Interpretation ID: 8228a
President/Director
Electric Car Company
P.O. Box 618
Everson, WA 98247
Dear Mr. Liebscher:
We have reviewed your application of January 16, 1995, for temporary exemption of the M1-6 electric passenger car from six Federal Motor Vehicle Safety Standards, on the basis that compliance would cause Electric Car Company ("Electric Car") substantial economic hardship. We need some additional information before we are able to consider the application further.
A hardship applicant must provide corporate balance sheets and income statements for the three fiscal years preceding the filing of the application. You have filed statements for E.T.C. Industries and only for two years, those ending December 31, 1992, and December 31, 1993. This is acceptable since your submission indicates that E.T.C. Industries (apparently a Canadian corporation) is the parent of Electric Car (a Nevada corporation incorporated on November 24, 1993), and that "the consolidated financial statements [that you have provided us] include the accounts of Electric Car . . . ." We would like to have balance sheets and income statements for Electric Car for the year ending December 31, 1994, but if these are not yet available, we would be willing to accept statements for E.T.C. Industries (or its predecessor Bradsue Resources, Ltd.) for the year ending December 31, 1991. If the information reflected in the financial statements is given in Canadian dollars, please provide a key indicating the value in American dollars on December 31 of each year for which the information is provided.
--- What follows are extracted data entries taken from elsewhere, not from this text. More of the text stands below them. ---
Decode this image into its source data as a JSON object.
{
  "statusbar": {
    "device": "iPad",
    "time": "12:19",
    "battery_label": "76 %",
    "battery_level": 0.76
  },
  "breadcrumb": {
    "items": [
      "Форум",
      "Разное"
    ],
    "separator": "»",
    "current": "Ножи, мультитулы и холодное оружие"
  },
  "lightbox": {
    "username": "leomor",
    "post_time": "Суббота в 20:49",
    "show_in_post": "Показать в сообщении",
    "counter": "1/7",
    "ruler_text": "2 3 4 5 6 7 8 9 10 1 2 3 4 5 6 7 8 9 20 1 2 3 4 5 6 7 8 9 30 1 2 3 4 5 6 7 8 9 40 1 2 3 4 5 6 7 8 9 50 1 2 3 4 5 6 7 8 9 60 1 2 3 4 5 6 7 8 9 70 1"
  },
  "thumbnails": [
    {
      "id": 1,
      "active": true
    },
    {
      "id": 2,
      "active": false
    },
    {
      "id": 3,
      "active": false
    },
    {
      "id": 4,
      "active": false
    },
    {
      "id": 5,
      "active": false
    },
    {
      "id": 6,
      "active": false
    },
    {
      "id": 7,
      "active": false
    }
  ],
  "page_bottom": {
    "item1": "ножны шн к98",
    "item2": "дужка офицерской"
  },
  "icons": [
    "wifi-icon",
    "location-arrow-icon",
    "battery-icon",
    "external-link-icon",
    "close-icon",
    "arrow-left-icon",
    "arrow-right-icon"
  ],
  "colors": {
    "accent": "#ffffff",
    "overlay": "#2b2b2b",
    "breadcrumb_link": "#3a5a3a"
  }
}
In order to grant a hardship application, the Administrator must find that an applicant has tried to comply in good faith with each standard for which exemption is requested. Your application contains no information upon which the Administrator could make such a finding with respect to any of the six standards for which you seek exemption. In spite of your confidence about the MI-6's performance in a 30 mph barrier impact, the fact that the MI-6 uses equipment installed in motor vehicles that are certified as meeting the Federal motor vehicle safety standards does not mean that the MI-6 will meet any of the six standards with the equipment installed. We therefore suggest that you supplement the application with information demonstrating that you have examined each of the six standards in some detail, and have made a study of possible compliance problems and possible solutions to them. It is permissible to ask to be excused from only a portion of a standard, and you may find, after studying your problems, that you will be able to narrow your requests for exemption from Standards No. 201 and 208. We assume with respect to the latter that you are concerned with the airbag requirements. Although your letter speaks of "restraint systems", we would like your further identification of them as two-point (lap belt) or three-point (lap and shoulder belt) systems.
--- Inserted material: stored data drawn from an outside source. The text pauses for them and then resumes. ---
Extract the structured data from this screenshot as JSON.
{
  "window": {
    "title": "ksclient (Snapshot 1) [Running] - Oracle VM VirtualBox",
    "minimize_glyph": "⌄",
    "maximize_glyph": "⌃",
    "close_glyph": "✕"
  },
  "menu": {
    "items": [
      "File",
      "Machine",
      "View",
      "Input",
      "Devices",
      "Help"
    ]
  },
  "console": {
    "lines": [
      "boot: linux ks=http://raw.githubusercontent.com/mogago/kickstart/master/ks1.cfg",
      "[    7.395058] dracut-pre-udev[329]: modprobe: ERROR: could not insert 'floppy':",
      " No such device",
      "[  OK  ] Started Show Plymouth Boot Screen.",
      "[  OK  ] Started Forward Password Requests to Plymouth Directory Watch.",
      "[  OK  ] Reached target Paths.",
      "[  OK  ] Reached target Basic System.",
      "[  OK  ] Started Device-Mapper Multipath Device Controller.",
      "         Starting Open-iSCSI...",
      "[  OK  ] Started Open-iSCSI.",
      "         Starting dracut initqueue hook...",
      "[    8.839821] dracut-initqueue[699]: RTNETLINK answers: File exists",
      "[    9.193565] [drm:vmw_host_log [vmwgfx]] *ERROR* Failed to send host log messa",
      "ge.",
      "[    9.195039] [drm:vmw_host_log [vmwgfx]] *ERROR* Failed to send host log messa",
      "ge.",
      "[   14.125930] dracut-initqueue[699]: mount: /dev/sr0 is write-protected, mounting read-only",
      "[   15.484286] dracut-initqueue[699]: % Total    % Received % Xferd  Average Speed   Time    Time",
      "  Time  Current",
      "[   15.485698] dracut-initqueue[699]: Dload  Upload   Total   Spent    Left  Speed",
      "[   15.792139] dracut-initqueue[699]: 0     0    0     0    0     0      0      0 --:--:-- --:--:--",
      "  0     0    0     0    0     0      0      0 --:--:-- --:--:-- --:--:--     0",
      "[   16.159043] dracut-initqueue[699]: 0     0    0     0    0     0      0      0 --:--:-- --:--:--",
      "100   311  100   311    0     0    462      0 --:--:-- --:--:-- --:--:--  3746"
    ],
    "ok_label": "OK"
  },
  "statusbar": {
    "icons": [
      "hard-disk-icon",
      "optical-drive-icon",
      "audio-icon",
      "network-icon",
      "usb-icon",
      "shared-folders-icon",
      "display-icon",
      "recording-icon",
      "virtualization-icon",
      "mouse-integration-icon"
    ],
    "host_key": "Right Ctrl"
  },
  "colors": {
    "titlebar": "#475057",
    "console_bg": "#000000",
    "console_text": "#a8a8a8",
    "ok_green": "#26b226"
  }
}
Although you appear to be a manufacturer in the start- up stage and one whose total motor vehicle production in the year preceding the filing of the application was far less than 10,000, you have omitted to provide the number of motor vehicles that you produced in 1994 which is information that we require. Please do so in your response to this letter.
When we have received this information, we shall prepare a notice requesting public comment which will appear in the Federal Register. We shall notify you when the Administrator has made a decision. We expect this to be three to four months after we have received your further submission. If you have any questions on our requirements, you may call Taylor Vinson of this Office (202-366-5263).